To identify new miRNA genes among the 78 known ones, we define those that are present in all the major branches of Drosophila species as "old miRNA genes." Newly emerged miRNA genes, on the other hand, cannot be defined simply by their absence in some species because "failure to find" is not the same as "absence." We thus define a newly emerged miRNA as one for which the source/ancestral sequence can be positively identified, and this source sequence can be analyzed for their miRNA properties (or lack of).
Among the 78 known miRNA genes of D. melanogaster, 71 can be found in the 12 Drosophila lineages and are hence "old" miRNA genes (supplementary fig. S1, Supplementary Material online). Among them, 46 can be found in mosquito. (Two other miRNAs, miR-289 and miR-2B-1, are somewhat ambiguous in their ages and will not be analyzed further; see Supplementary Material online.) These old genes have the known characteristics of miRNAs, including the distributions of
G in D. virilis and D. pseudoobscura and the levels of expression in D. simulans and D. pseudoobscura (Lu et al. 2008
). In both cases, the characteristics in other species are very similar to those in D. melanogaster (supplementary fig. S2, Supplementary Material online).
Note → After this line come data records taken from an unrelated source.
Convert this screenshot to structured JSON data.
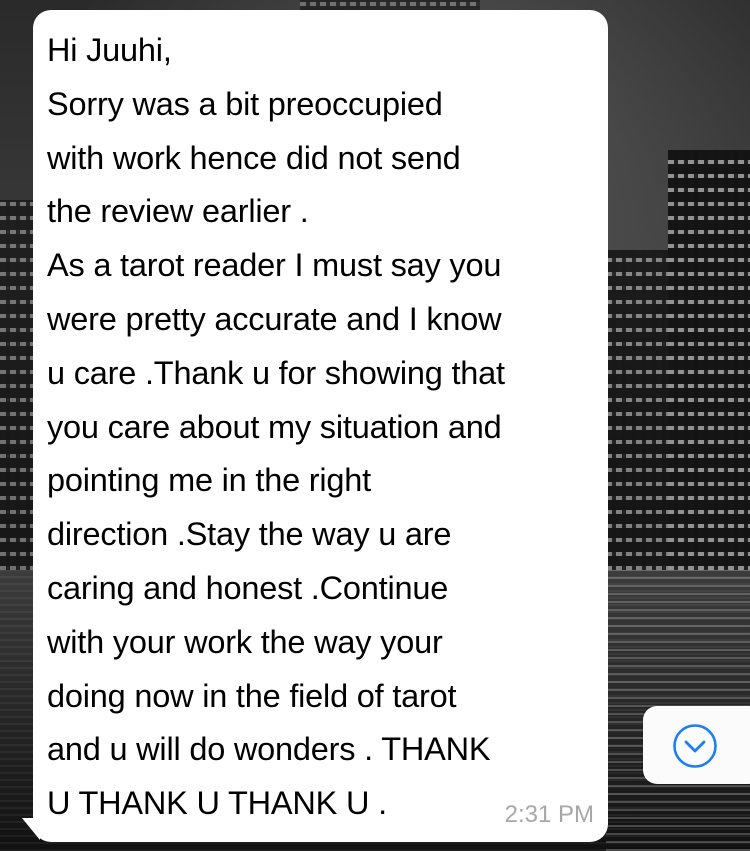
{
  "message": {
    "lines": "Hi Juuhi,\nSorry was a bit preoccupied\nwith work hence did not send\nthe review earlier .\nAs a tarot reader I must say you\nwere pretty accurate and I know\nu care .Thank u for showing that\nyou care about my situation and\npointing me in the right\ndirection .Stay the way u are\ncaring and honest .Continue\nwith your work the way your\ndoing now in the field of tarot\nand u will do wonders . THANK\nU THANK U THANK U .",
    "timestamp": "2:31 PM"
  },
  "scroll_button": {
    "icon": "chevron-down-circle-icon",
    "accent_color": "#1a7ff0"
  },
  "colors": {
    "bubble": "#ffffff",
    "text": "#000000",
    "timestamp": "#a7a7a7"
  }
}
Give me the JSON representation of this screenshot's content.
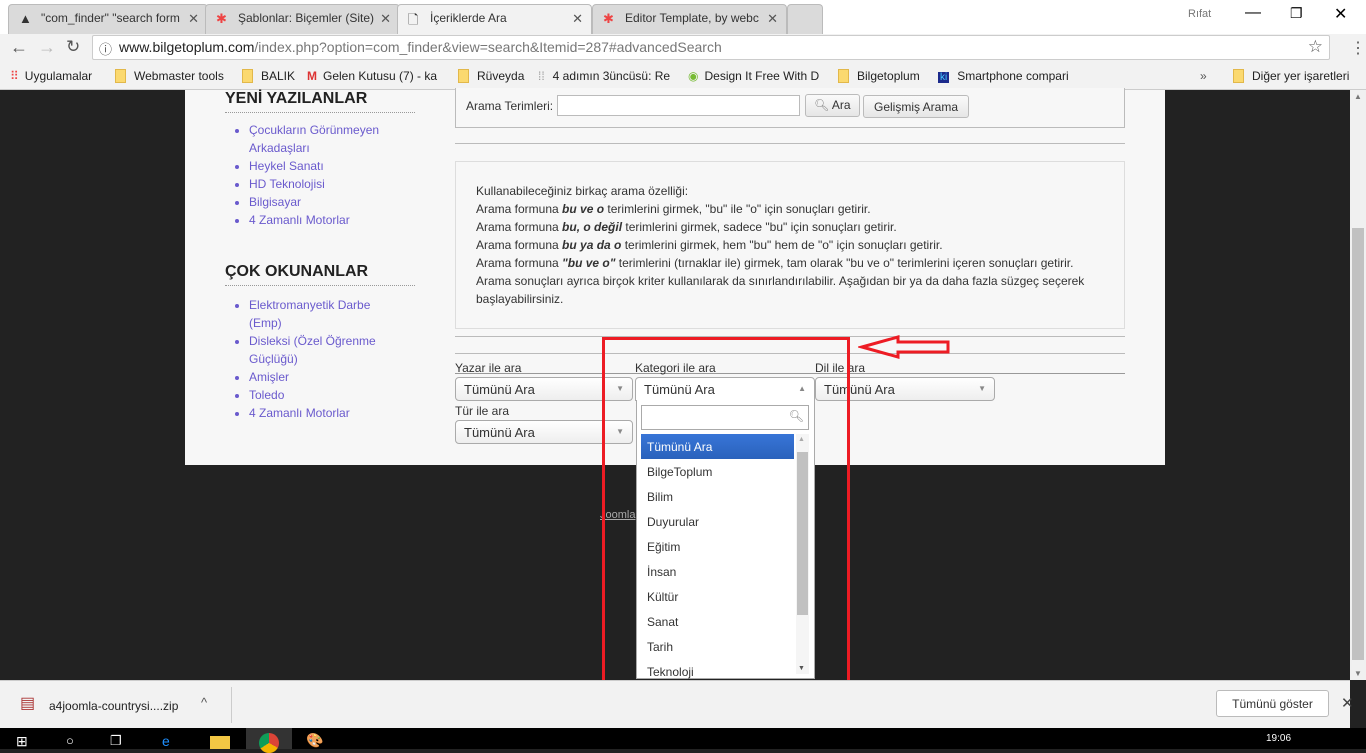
{
  "browser": {
    "tabs": [
      {
        "title": "\"com_finder\" \"search form",
        "icon": "logo-icon"
      },
      {
        "title": "Şablonlar: Biçemler (Site)",
        "icon": "joomla-icon"
      },
      {
        "title": "İçeriklerde Ara",
        "icon": "page-icon"
      },
      {
        "title": "Editor Template, by webc",
        "icon": "joomla-icon"
      }
    ],
    "profile": "Rıfat",
    "url_host": "www.bilgetoplum.com",
    "url_path": "/index.php?option=com_finder&view=search&Itemid=287#advancedSearch",
    "bookmarks": [
      "Uygulamalar",
      "Webmaster tools",
      "BALIK",
      "Gelen Kutusu (7) - ka",
      "Rüveyda",
      "4 adımın 3üncüsü: Re",
      "Design It Free With D",
      "Bilgetoplum",
      "Smartphone compari"
    ],
    "other_bookmarks": "Diğer yer işaretleri"
  },
  "sidebar": {
    "recent_title": "YENİ YAZILANLAR",
    "recent": [
      "Çocukların Görünmeyen Arkadaşları",
      "Heykel Sanatı",
      "HD Teknolojisi",
      "Bilgisayar",
      "4 Zamanlı Motorlar"
    ],
    "popular_title": "ÇOK OKUNANLAR",
    "popular": [
      "Elektromanyetik Darbe (Emp)",
      "Disleksi (Özel Öğrenme Güçlüğü)",
      "Amişler",
      "Toledo",
      "4 Zamanlı Motorlar"
    ]
  },
  "search": {
    "label": "Arama Terimleri:",
    "value": "",
    "button": "Ara",
    "advanced": "Gelişmiş Arama"
  },
  "help": [
    {
      "pre": "Kullanabileceğiniz birkaç arama özelliği:",
      "em": "",
      "post": ""
    },
    {
      "pre": "Arama formuna ",
      "em": "bu ve o",
      "post": " terimlerini girmek, \"bu\" ile \"o\" için sonuçları getirir."
    },
    {
      "pre": "Arama formuna ",
      "em": "bu, o değil",
      "post": " terimlerini girmek, sadece \"bu\" için sonuçları getirir."
    },
    {
      "pre": "Arama formuna ",
      "em": "bu ya da o",
      "post": " terimlerini girmek, hem \"bu\" hem de \"o\" için sonuçları getirir."
    },
    {
      "pre": "Arama formuna ",
      "em": "\"bu ve o\"",
      "post": " terimlerini (tırnaklar ile) girmek, tam olarak \"bu ve o\" terimlerini içeren sonuçları getirir."
    },
    {
      "pre": "Arama sonuçları ayrıca birçok kriter kullanılarak da sınırlandırılabilir. Aşağıdan bir ya da daha fazla süzgeç seçerek başlayabilirsiniz.",
      "em": "",
      "post": ""
    }
  ],
  "filters": {
    "author": {
      "label": "Yazar ile ara",
      "value": "Tümünü Ara"
    },
    "category": {
      "label": "Kategori ile ara",
      "value": "Tümünü Ara",
      "search": "",
      "options": [
        "Tümünü Ara",
        "BilgeToplum",
        "Bilim",
        "Duyurular",
        "Eğitim",
        "İnsan",
        "Kültür",
        "Sanat",
        "Tarih",
        "Teknoloji"
      ]
    },
    "language": {
      "label": "Dil ile ara",
      "value": "Tümünü Ara"
    },
    "type": {
      "label": "Tür ile ara",
      "value": "Tümünü Ara"
    }
  },
  "footer": {
    "link": "Joomla"
  },
  "download": {
    "file": "a4joomla-countrysi....zip",
    "show_all": "Tümünü göster"
  },
  "taskbar": {
    "time": "19:06"
  },
  "colors": {
    "annotation": "#ed1c24",
    "highlight": "#3875d7",
    "link": "#6a5acd"
  }
}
The 5 remaining miRNA genes are newly emerged and fall into 2 categories—4 of them are duplications from existing miRNAs and 1 was created de novo from a hairpin-like non-miRNA sequence. Figure 1a shows the cluster of miR-310/311/312/313 genes. The role of each member in embryonic development has been shown experimentally (Leaman et al. 2005
). These 4 genes are homologous to the conserved miR-92a and miR-92b, both of which can be found in mosquito and honeybee. In contrast, none of the miR-310s cluster members can be found outside of Drosophila.
|
Although it is probably true that the formation of the miR-310s cluster occurred in Drosophila, the precise timing of their duplications cannot be accurately determined, due to the possible confounding effect of gene conversion. Nevertheless, from the phylogenetic analysis of figure 1b, we may conclude that there has not been extensive gene conversion since the separation between D. ananassae and the D. melanogaster more than 53 MYA (99% bootstrapping value). Note that the orthologous sequences are generally more closely related than the paralogous ones in the D. ananassae–D. melanogaster grouping in figure 1b. Hence, the formation of the miR-310s cluster must have been completed more than 53 MYA. We shall return to this relatively old age in the context of adaptive evolution of miRNAs later.
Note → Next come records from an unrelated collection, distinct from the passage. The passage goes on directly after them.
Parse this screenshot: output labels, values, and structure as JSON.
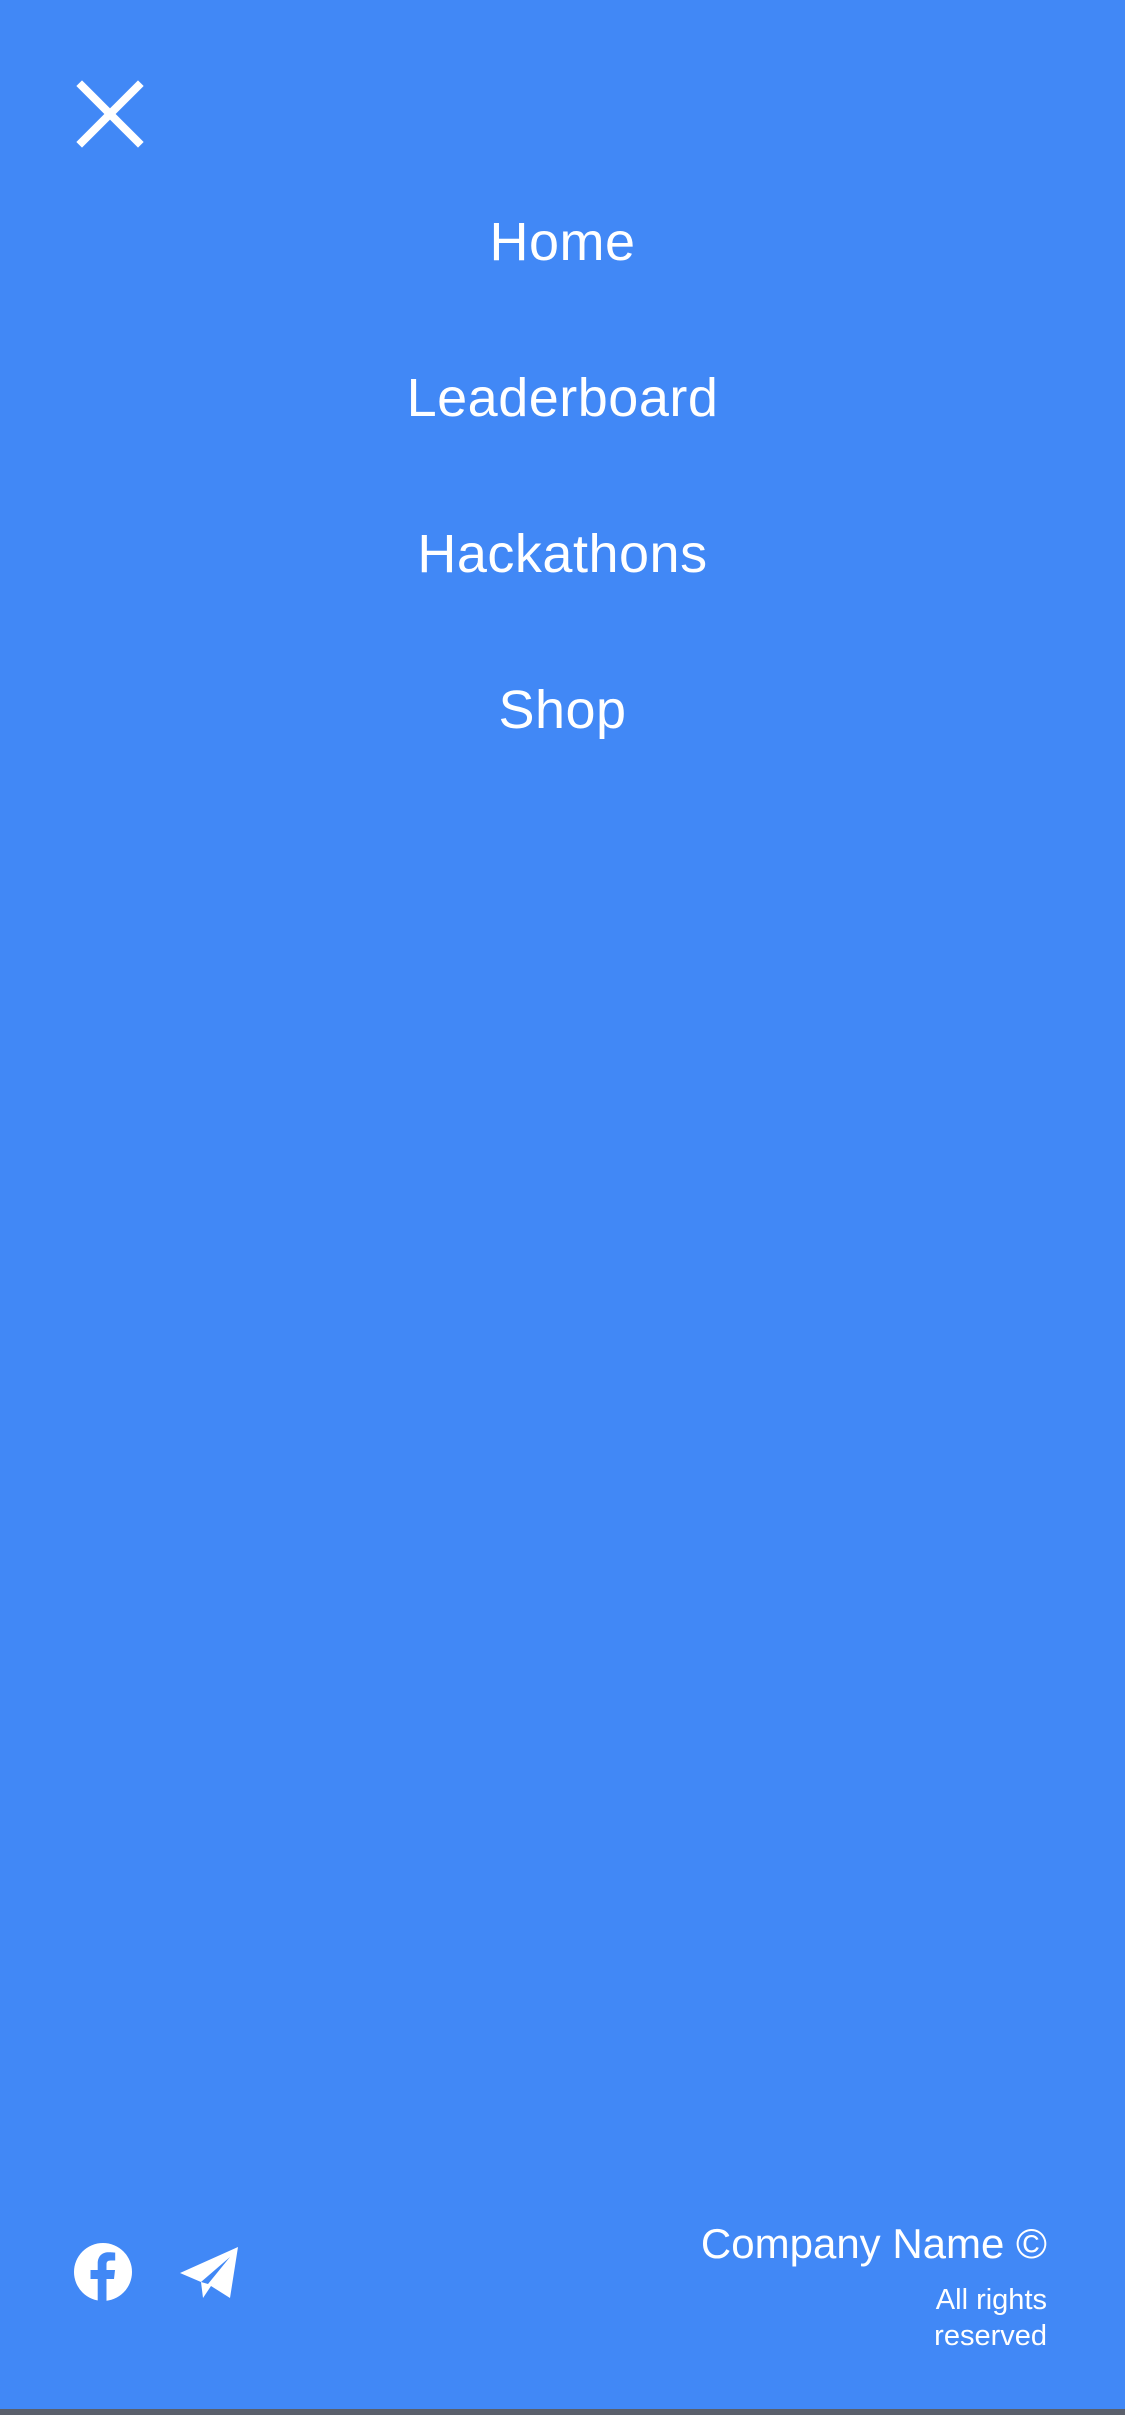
{
  "theme": {
    "background": "#4188F6",
    "foreground": "#FFFFFF"
  },
  "header": {
    "close_icon": "close-icon"
  },
  "menu": {
    "items": [
      {
        "label": "Home"
      },
      {
        "label": "Leaderboard"
      },
      {
        "label": "Hackathons"
      },
      {
        "label": "Shop"
      }
    ]
  },
  "footer": {
    "social": [
      {
        "icon": "facebook-icon"
      },
      {
        "icon": "telegram-icon"
      }
    ],
    "company": "Company Name ©",
    "rights": "All rights reserved"
  }
}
Tracking back deeper in the phylogeny, only 3 putative genes can be identified in this cluster in D. virilis of the Drosophila subgenus (the other Drosophila species are in the Sophophora subgenus). Because the sequences of D. virilis are quite distinct from those of the Sophophora species, the miR-310s cluster may be only partially formed at the time of the Drosophila–Sophophora split. However, the possibility of earlier origin followed by gene conversion until cluster members acquired their identities cannot be ruled out.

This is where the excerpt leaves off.